Décision déférée à la Cour : jugement rendu le 10 octobre 2019 (R.G. n°F 18/00151) par le Conseil de Prud'hommes - Formation paritaire de LIBOURNE, Section Agriculture, suivant déclaration d'appel du 20 novembre 2019,





APPELANTE :

SCEA Château Guillaume, agissant en la personne de ...

COUR D'APPEL DE BORDEAUX

CHAMBRE SOCIALE - SECTION A

--------------------------

ARRÊT DU : 15 MARS 2023

PRUD'HOMMES

N° RG 19/06101 - N° Portalis DBVJ-V-B7D-LKIK

Société civile SCEA CHATEAU GUILLAUME

c/

Monsieur [K] [D]

Nature de la décision : AU FOND

Grosse délivrée le :

à :

Décision déférée à la Cour : jugement rendu le 10 octobre 2019 (R.G. n°F 18/00151) par le Conseil de Prud'hommes - Formation paritaire de LIBOURNE, Section Agriculture, suivant déclaration d'appel du 20 novembre 2019,

APPELANTE :

SCEA Château Guillaume, agissant en la personne de son représentant légal domicilié en cette qualité audit siège social [Adresse 1]

N° SIRET : 387 689 086

assistée de Me Jérôme MARFAING-DIDIER de la SCP DECKER & ASSOCIES, avocat au barreau de TOULOUSE, représentée par Me Cécile BOULE, avocat au barreau de BORDEAUX

INTIMÉ :

Monsieur [K] [D]

né le 05 Août 1956 à [Localité 3] de nationalité Française

Profession : Retraité(e), demeurant [Adresse 2]

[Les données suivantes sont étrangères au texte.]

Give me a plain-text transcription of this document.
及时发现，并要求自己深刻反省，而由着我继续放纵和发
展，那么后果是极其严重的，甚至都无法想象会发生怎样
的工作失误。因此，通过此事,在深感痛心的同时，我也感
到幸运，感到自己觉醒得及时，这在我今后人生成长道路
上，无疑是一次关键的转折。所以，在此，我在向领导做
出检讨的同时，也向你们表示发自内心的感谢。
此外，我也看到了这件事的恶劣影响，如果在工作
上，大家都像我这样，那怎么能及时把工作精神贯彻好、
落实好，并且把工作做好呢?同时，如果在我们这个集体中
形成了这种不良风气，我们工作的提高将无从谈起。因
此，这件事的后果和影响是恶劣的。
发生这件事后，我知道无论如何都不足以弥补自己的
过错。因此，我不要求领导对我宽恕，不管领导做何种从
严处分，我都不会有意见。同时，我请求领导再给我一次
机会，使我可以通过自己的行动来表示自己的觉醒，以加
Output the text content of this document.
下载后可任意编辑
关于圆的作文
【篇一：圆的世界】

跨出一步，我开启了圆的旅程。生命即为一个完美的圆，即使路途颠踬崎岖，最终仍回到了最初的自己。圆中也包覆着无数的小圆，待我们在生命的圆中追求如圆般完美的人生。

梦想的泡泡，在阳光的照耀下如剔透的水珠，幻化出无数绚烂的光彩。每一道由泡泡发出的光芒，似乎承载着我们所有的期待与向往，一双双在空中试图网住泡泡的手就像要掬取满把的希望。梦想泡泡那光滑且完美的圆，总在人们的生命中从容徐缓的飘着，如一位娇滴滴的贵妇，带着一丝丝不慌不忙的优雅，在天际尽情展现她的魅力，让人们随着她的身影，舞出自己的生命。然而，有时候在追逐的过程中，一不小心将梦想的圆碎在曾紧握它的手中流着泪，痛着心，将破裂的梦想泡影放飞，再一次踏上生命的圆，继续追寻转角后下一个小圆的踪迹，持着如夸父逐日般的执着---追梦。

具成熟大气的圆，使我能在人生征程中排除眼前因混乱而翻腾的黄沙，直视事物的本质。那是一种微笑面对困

représenté par Me Caroline REGES, avocat au barreau de LIBOURNE

COMPOSITION DE LA COUR :

En application des dispositions de l'article 805 du code de procédure civile, l'affaire a été débattue le 17 janvier 2023 en audience publique, les parties ne s'y étant pas opposées, devant Madame Sylvie Hylaire, présidente, et Madame Sylvie Tronche conseillère chargée d'instruire l'affaire

Ces magistrats ont rendu compte des plaidoiries dans le délibéré de la cour, composée de :

Madame Sylvie Hylaire, présidente

Madame Sylvie Tronche, conseillère

Madame Bénédicte Lamarque, conseillère

Greffier lors des débats : A.-Marie Lacour-Rivière,

ARRÊT :

- contradictoire

- prononcé publiquement par mise à disposition de l'arrêt au greffe de la Cour, les parties en ayant été préalablement avisées dans les conditions prévues à l'article 450 alinéa 2 du Code de Procédure Civile.

***

EXPOSE DU LITIGE

Monsieur [K] [D], né en 1956, a été engagé en qualité d'ouvrier agricole par la SCEA Château Guillaume, par contrat de travail à durée déterminée à compter du 2 avril 2013.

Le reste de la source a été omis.